Sustainable Yield Exploration for a Commercially & Recreationally Important Northern Fish Species, Lake Trout (Salvelinus namaycush), Through Data-Limited Modeling



H. Chymy – University of Manitoba & Fisheries and Oceans Canada, Winnipeg, MB, Canada
M.Y. Janjua – Fisheries and Oceans Canada, Winnipeg, MB, Canada
K. Howland – Freshwater Institute, Fisheries and Oceans Canada, Winnipeg, MB, Canada


Identification of stock reference points, which are valuable to management, is frequently complicated by a lack of adequate data. Models are helpful in providing a conceptual foundation to evaluate data and determine optimal management options from reference point estimates. Certain types of catch-based surplus production models are now being utilized with data-limited fisheries given their less stringent data requirements (primarily time-series catch data) for estimating model outputs.
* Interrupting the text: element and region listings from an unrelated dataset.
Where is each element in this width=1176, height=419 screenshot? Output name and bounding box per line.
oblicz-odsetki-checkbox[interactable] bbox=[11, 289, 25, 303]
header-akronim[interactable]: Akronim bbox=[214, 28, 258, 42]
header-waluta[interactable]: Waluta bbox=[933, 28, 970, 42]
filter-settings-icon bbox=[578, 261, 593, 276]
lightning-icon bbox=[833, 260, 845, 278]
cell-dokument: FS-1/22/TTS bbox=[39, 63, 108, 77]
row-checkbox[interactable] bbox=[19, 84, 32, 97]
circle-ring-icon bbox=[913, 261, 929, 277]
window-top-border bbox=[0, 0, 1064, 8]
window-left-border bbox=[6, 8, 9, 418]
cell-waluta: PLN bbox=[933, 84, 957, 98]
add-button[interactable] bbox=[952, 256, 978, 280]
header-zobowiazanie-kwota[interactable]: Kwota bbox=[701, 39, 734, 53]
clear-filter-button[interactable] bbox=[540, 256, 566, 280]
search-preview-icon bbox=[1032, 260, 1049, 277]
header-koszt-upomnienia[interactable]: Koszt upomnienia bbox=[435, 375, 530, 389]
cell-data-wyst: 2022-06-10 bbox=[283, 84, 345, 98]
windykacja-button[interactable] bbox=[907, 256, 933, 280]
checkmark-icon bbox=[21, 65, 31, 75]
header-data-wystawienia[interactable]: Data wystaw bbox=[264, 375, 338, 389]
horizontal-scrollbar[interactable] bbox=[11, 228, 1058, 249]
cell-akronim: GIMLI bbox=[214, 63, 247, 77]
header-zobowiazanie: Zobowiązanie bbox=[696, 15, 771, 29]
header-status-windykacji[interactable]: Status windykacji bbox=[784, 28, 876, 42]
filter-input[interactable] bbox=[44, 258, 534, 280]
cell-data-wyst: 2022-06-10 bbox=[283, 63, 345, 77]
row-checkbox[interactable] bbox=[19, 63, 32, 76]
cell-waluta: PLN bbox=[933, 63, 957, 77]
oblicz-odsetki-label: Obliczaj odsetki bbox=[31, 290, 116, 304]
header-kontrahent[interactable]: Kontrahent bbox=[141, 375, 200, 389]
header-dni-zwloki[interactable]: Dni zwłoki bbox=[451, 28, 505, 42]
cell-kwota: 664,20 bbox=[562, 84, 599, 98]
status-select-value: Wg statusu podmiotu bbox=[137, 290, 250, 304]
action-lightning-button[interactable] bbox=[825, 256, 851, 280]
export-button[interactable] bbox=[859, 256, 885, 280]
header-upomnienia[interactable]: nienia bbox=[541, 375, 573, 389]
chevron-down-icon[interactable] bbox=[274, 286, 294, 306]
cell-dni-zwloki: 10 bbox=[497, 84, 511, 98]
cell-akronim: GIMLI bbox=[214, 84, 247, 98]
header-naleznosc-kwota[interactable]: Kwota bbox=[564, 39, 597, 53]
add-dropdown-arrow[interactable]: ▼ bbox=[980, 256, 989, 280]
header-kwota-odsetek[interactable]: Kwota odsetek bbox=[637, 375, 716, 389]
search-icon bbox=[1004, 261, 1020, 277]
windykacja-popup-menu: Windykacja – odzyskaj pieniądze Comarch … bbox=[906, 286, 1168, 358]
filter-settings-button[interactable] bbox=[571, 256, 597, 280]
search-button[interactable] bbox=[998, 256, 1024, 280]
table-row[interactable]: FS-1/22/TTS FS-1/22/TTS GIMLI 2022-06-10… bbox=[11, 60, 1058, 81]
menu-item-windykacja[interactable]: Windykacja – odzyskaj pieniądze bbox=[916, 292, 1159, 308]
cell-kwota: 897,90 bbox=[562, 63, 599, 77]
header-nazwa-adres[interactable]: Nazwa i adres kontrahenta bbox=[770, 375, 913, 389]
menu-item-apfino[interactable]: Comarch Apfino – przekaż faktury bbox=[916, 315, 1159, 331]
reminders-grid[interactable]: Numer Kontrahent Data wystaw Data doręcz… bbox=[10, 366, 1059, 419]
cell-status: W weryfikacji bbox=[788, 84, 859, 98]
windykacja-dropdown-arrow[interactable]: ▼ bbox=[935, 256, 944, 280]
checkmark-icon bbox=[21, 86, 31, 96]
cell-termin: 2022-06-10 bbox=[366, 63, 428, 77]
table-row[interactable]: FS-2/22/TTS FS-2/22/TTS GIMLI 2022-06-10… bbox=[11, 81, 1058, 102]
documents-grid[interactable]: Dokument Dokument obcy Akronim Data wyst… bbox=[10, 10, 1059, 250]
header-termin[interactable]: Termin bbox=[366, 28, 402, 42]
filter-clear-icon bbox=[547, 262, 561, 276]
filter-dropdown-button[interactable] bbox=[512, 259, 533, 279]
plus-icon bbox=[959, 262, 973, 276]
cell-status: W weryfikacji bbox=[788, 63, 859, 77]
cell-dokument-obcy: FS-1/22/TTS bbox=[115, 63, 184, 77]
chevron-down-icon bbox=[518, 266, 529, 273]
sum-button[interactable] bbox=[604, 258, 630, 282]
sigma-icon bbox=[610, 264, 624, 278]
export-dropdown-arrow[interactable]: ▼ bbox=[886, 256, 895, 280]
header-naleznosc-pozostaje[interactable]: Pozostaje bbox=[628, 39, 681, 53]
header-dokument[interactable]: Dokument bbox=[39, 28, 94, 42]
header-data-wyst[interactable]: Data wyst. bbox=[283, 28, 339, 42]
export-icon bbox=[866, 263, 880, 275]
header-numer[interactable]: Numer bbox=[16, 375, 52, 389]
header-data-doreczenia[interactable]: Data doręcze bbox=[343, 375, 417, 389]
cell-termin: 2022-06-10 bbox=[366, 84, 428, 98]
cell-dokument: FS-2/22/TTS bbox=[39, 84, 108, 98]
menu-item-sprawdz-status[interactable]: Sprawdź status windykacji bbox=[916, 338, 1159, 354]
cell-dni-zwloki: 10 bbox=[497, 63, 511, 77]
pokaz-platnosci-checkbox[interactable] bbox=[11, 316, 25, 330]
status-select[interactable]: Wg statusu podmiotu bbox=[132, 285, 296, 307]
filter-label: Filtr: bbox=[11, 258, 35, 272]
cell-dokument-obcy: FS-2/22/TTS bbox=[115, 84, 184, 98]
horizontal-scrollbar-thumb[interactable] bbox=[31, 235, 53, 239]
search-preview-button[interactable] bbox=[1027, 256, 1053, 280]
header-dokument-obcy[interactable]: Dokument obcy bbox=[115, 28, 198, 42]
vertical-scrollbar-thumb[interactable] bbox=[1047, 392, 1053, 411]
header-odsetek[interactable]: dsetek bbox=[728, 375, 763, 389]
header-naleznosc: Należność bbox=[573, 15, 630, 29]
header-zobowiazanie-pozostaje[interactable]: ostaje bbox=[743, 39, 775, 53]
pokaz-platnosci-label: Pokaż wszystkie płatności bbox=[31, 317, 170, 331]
Although Lake Trout are an important component of the largest commercial freshwater fishery in the north, Great Slave Lake (GSL), N.W.T, there has been minimal research attention and monitoring of harvested populations. The main objective of this study is to identify the most appropriate model for the fishery through a comprehensive review of data availability for the fishery and comparative analysis of available data-limited models. This will allow for estimation of abundance and maximum sustainable yield (MSY) (a valuable management reference point used to identify the maximum annual harvest that can safely be removed from the population) for the first time for this fishery through proper application of model-based stock assessment methods; this being an important step in provision of sound advice for sustainable management of this sensitive species.